SEE: Android 12: A cheat sheet (TechRepublic)
With stalkerware able to run on your phone without your knowledge, Kaspersky offers a few ways to tell if such an app has been installed:
- Keep an eye out for a fast draining battery, constant overheating, and mobile data traffic growth.
- Do regular antivirus scanning on your Android device. If your security product detects stalkerware, don’t rush to remove it, as the abuser may notice. Have a safety plan in place and reach out to a local help organization.
- Check your browser history. To download stalkerware, the abuser will have to visit certain sites that you may not know about.
- Check “unknown sources” settings. If “unknown sources” are enabled on your device, that could indicate the installation of unwanted software from a third-party source.
- Check the permissions of installed apps.

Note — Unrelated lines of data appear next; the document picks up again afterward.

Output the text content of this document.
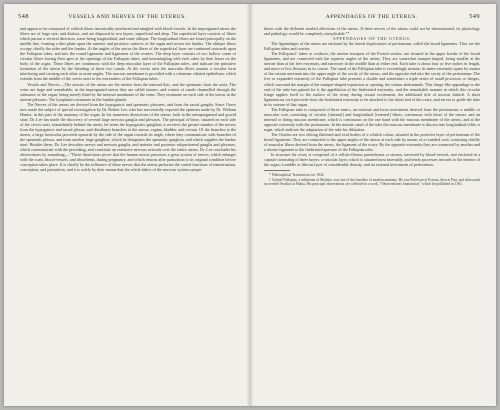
548	VESSELS AND NERVES OF THE UTERUS.

and appear to be composed of whitish fibres inextricably interlaced and mingled with blood-vessels. In the impregnated uterus the fibres are of large size, and distinct, and are disposed in two layers, superficial and deep. The superficial layer consists of fibres which pursue a vertical direction, some being longitudinal, and some oblique. The longitudinal fibres are found principally on the middle line, forming a thin plane upon the anterior and posterior surfaces of the organ and across the fundus. The oblique fibres occupy chiefly the sides and the fundus. At the angles of the uterus the fibres of the superficial layer are continued outwards upon the Fallopian tubes, and into the round ligaments and ligaments of the ovaries. The deep layer consists of two hollow cones of circular fibres having their apex at the openings of the Fallopian tubes, and intermingling with each other by their bases on the body of the organ. These fibres are continuous with the deep muscular layer of the Fallopian tubes, and indicate the primitive formation of the uterus by the blending of these two canals. At the cervix uteri the muscular fibres assume a circular form interlacing and crossing each other at acute angles. The mucous membrane is provided with a columnar ciliated epithelium, which extends from the middle of the cervix uteri to the extremities of the Fallopian tubes.

Vessels and Nerves.—The arteries of the uterus are the uterine from the internal iliac, and the spermatic from the aorta. The veins are large and remarkable; in the impregnated uterus they are called sinuses, and consist of canals channelled through the substance of the organ, being merely lined by the internal membrane of the veins. They terminate on each side of the uterus in the uterine plexuses. The lymphatics terminate in the lumbar glands.

The Nerves of the uterus are derived from the hypogastric and spermatic plexuses, and from the sacral ganglia. Since I have now made the subject of special investigation by Dr. Robert Lee, who has successfully exposed the opinions made by Dr. William Hunter, in this part of the anatomy of the organ. In his numerous dissections of the uterus, both in the unimpregnated and gravid state, Dr. Lee has made the discovery of several large nervous ganglia and plexuses. The principal of these, situated on each side of the cervix uteri, immediately behind the ureter, he terms the hypogastric ganglion; it receives the greater number of the nerves from the hypogastric and sacral plexus, and distributes branches to the uterus, vagina, bladder, and rectum. Of the branches to the uterus, a large fasciculus proceeds upwards by the side of the organ towards its angle, where they communicate with branches of the spermatic plexus, and form another large ganglion, which he designates the spermatic ganglion, and which supplies the fundus uteri. Besides these, Dr. Lee describes nerves and nervous ganglia, and anterior and posterior subperitoneal ganglia and plexuses, which communicate with the preceding, and constitute an extensive nervous network over the entire uterus. Dr. Lee concludes his observations by remarking,—"These dissections prove that the human uterus possesses a great system of nerves, which enlarges with the coats, blood-vessels, and absorbents, during pregnancy, and which returns after parturition to its original condition before conception takes place. It is chiefly by the influence of these nerves that the uterus performs the varied functions of menstruation, conception, and parturition, and it is solely by their means that the whole fabric of the nervous system sympa-

APPENDAGES OF THE UTERUS.	549

thizes with the different morbid affections of the uterus. If these nerves of the uterus could not be demonstrated, its physiology and pathology would be completely inexplicable."*

APPENDAGES OF THE UTERUS.

The Appendages of the uterus are enclosed by the lateral duplicatures of peritoneum, called the broad ligaments. They are the Fallopian tubes and ovaries.

The Fallopian† tubes or oviducts, the uterine trumpets of the French writers, are situated in the upper border of the broad ligaments, and are connected with the superior angles of the uterus. They are somewhat trumpet-shaped, being smaller at the uterine than at the free extremity, and narrower in the middle than at either end. Each tube is about four or five inches in length, and more or less flexuous in its course. The canal of the Fallopian tube is exceedingly minute; its inner extremity opens by means of the ostium uterinum into the upper angle of the cavity of the uterus, and the opposite end into the cavity of the peritoneum. The free or expanded extremity of the Fallopian tube presents a double and sometimes a triple series of small processes or fringes, which surround the margin of the trumpet-shaped expansion or opening, the ostium abdominale. This fringe-like appendage to the end of the tube has gained for it the appellation of the fimbriated extremity; and the remarkable manner in which this circular fringe applies itself to the surface of the ovary during sexual excitement, the additional title of morsus diaboli. A short ligamentous cord proceeds from the fimbriated extremity to be attached to the distal end of the ovary, and serves to guide the tube in its seizure of that organ.

The Fallopian tube is composed of three tunics, an external and loose investment derived from the peritoneum; a middle or muscular coat, consisting of circular [internal] and longitudinal [external] fibres, continuous with those of the uterus; and an internal or lining mucous membrane, which is continuous on the one hand with the mucous membrane of the uterus, and at the opposite extremity with the peritoneum. In the minute canal of the tube the mucous membrane is thrown into longitudinal folds or rugæ, which indicate the adaptation of the tube for dilatation.

The Ovaries are two oblong flattened and oval bodies of a whitish colour, situated in the posterior layer of peritoneum of the broad ligaments. They are connected to the upper angles of the uterus at each side by means of a rounded cord, consisting chiefly of muscular fibres derived from the uterus, the ligament of the ovary. By the opposite extremity they are connected by another and a shorter ligament to the fimbriated aperture of the Fallopian tube.

In structure the ovary is composed of a cellulo-fibrous parenchyma or stroma, traversed by blood-vessels, and enclosed in a capsule consisting of three layers: a vascular layer, which is situated most internally, and sends processes inwards to the interior of the organ; a middle or fibrous layer of considerable density, and an external investment of peritoneum.

* Philosophical Transactions for 1842.

† Gabriel Fallopius, a nobleman of Modena, was one of the founders of modern anatomy. He was Professor at Ferrara, then at Pisa, and afterwards succeeded Vesalius at Padua. His principal observations are collected in a work, "Observationes Anatomicæ," which he published in 1561.
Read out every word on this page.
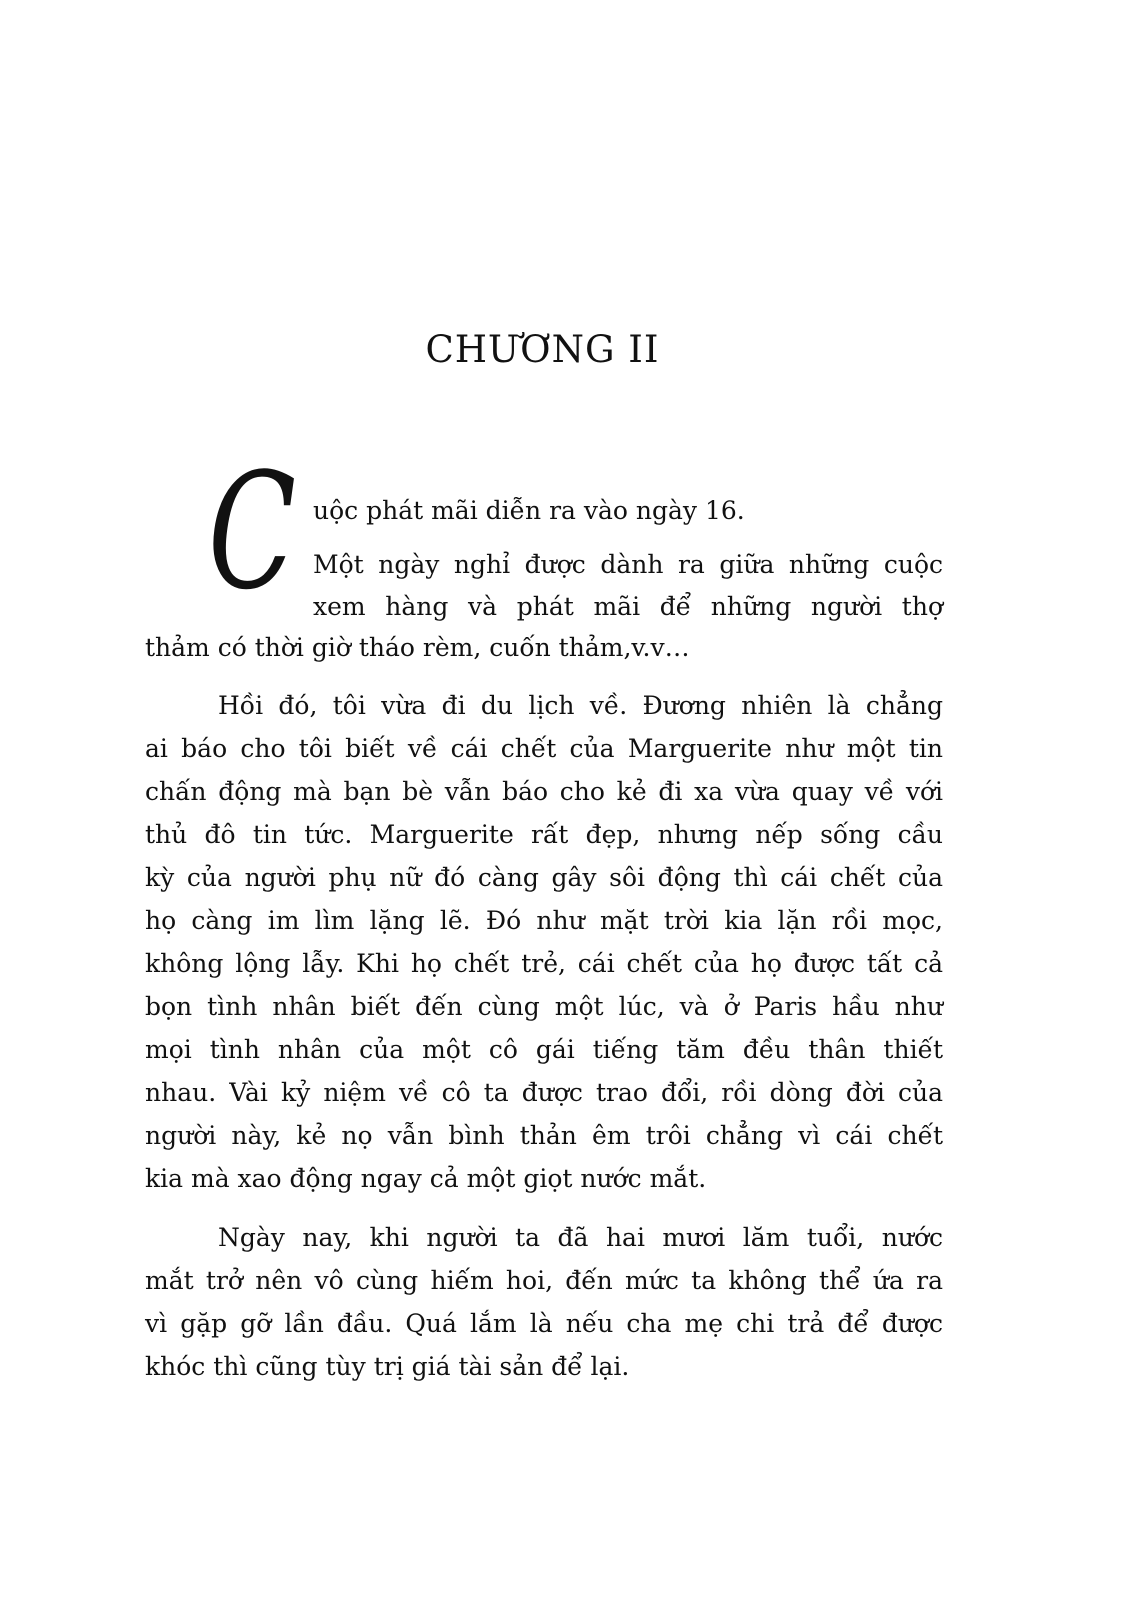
CHƯƠNG II
C uộc phát mãi diễn ra vào ngày 16.
Một ngày nghỉ được dành ra giữa những cuộc
xem hàng và phát mãi để những người thợ
thảm có thời giờ tháo rèm, cuốn thảm,v.v…
Hồi đó, tôi vừa đi du lịch về. Đương nhiên là chẳng
ai báo cho tôi biết về cái chết của Marguerite như một tin
chấn động mà bạn bè vẫn báo cho kẻ đi xa vừa quay về với
thủ đô tin tức. Marguerite rất đẹp, nhưng nếp sống cầu
kỳ của người phụ nữ đó càng gây sôi động thì cái chết của
họ càng im lìm lặng lẽ. Đó như mặt trời kia lặn rồi mọc,
không lộng lẫy. Khi họ chết trẻ, cái chết của họ được tất cả
bọn tình nhân biết đến cùng một lúc, và ở Paris hầu như
mọi tình nhân của một cô gái tiếng tăm đều thân thiết
nhau. Vài kỷ niệm về cô ta được trao đổi, rồi dòng đời của
người này, kẻ nọ vẫn bình thản êm trôi chẳng vì cái chết
kia mà xao động ngay cả một giọt nước mắt.
Ngày nay, khi người ta đã hai mươi lăm tuổi, nước
mắt trở nên vô cùng hiếm hoi, đến mức ta không thể ứa ra
vì gặp gỡ lần đầu. Quá lắm là nếu cha mẹ chi trả để được
khóc thì cũng tùy trị giá tài sản để lại.
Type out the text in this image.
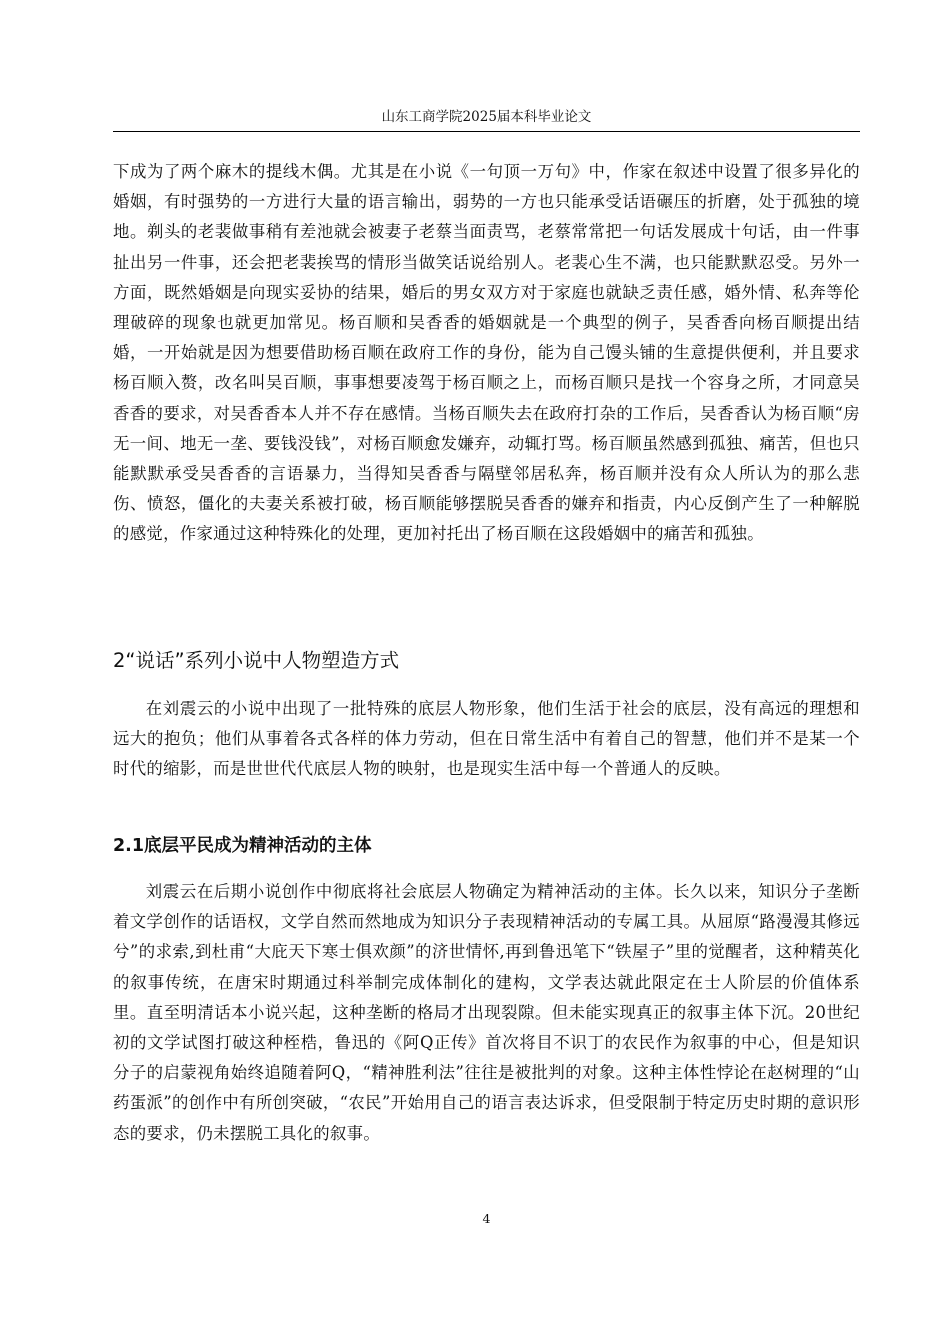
山东工商学院2025届本科毕业论文

下成为了两个麻木的提线木偶。尤其是在小说《一句顶一万句》中，作家在叙述中设置了很多异化的婚姻，有时强势的一方进行大量的语言输出，弱势的一方也只能承受话语碾压的折磨，处于孤独的境地。剃头的老裴做事稍有差池就会被妻子老蔡当面责骂，老蔡常常把一句话发展成十句话，由一件事扯出另一件事，还会把老裴挨骂的情形当做笑话说给别人。老裴心生不满，也只能默默忍受。另外一方面，既然婚姻是向现实妥协的结果，婚后的男女双方对于家庭也就缺乏责任感，婚外情、私奔等伦理破碎的现象也就更加常见。杨百顺和吴香香的婚姻就是一个典型的例子，吴香香向杨百顺提出结婚，一开始就是因为想要借助杨百顺在政府工作的身份，能为自己馒头铺的生意提供便利，并且要求杨百顺入赘，改名叫吴百顺，事事想要凌驾于杨百顺之上，而杨百顺只是找一个容身之所，才同意吴香香的要求，对吴香香本人并不存在感情。当杨百顺失去在政府打杂的工作后，吴香香认为杨百顺“房无一间、地无一垄、要钱没钱”，对杨百顺愈发嫌弃，动辄打骂。杨百顺虽然感到孤独、痛苦，但也只能默默承受吴香香的言语暴力，当得知吴香香与隔壁邻居私奔，杨百顺并没有众人所认为的那么悲伤、愤怒，僵化的夫妻关系被打破，杨百顺能够摆脱吴香香的嫌弃和指责，内心反倒产生了一种解脱的感觉，作家通过这种特殊化的处理，更加衬托出了杨百顺在这段婚姻中的痛苦和孤独。

2“说话”系列小说中人物塑造方式

在刘震云的小说中出现了一批特殊的底层人物形象，他们生活于社会的底层，没有高远的理想和远大的抱负；他们从事着各式各样的体力劳动，但在日常生活中有着自己的智慧，他们并不是某一个时代的缩影，而是世世代代底层人物的映射，也是现实生活中每一个普通人的反映。

2.1底层平民成为精神活动的主体

刘震云在后期小说创作中彻底将社会底层人物确定为精神活动的主体。长久以来，知识分子垄断着文学创作的话语权，文学自然而然地成为知识分子表现精神活动的专属工具。从屈原“路漫漫其修远兮”的求索,到杜甫“大庇天下寒士俱欢颜”的济世情怀,再到鲁迅笔下“铁屋子”里的觉醒者，这种精英化的叙事传统，在唐宋时期通过科举制完成体制化的建构，文学表达就此限定在士人阶层的价值体系里。直至明清话本小说兴起，这种垄断的格局才出现裂隙。但未能实现真正的叙事主体下沉。20世纪初的文学试图打破这种桎梏，鲁迅的《阿Q正传》首次将目不识丁的农民作为叙事的中心，但是知识分子的启蒙视角始终追随着阿Q，“精神胜利法”往往是被批判的对象。这种主体性悖论在赵树理的“山药蛋派”的创作中有所创突破，“农民”开始用自己的语言表达诉求，但受限制于特定历史时期的意识形态的要求，仍未摆脱工具化的叙事。

4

Stalkerware apps may be disguised under a wrong name with suspicious access to messages, call logs, location, and other personal activity.
Finally, here are a few ways to protect your phone against the installation of stalkerware:
- Never lend your phone to anyone without seeing what happens with it and do not leave it unlocked.
- Use a complex lock screen password and change passwords on a regular basis.
- Do not disclose your password to anyone, not even your intimate partner or family members or close friends.
- Regularly check your phone. Delete apps you don’t use and review the permissions granted to each app.
- Disable the option for third-party apps to be installed on Android devices.
- Protect your Android devices with a cybersecurity solution that detects and warns you of stalkerware.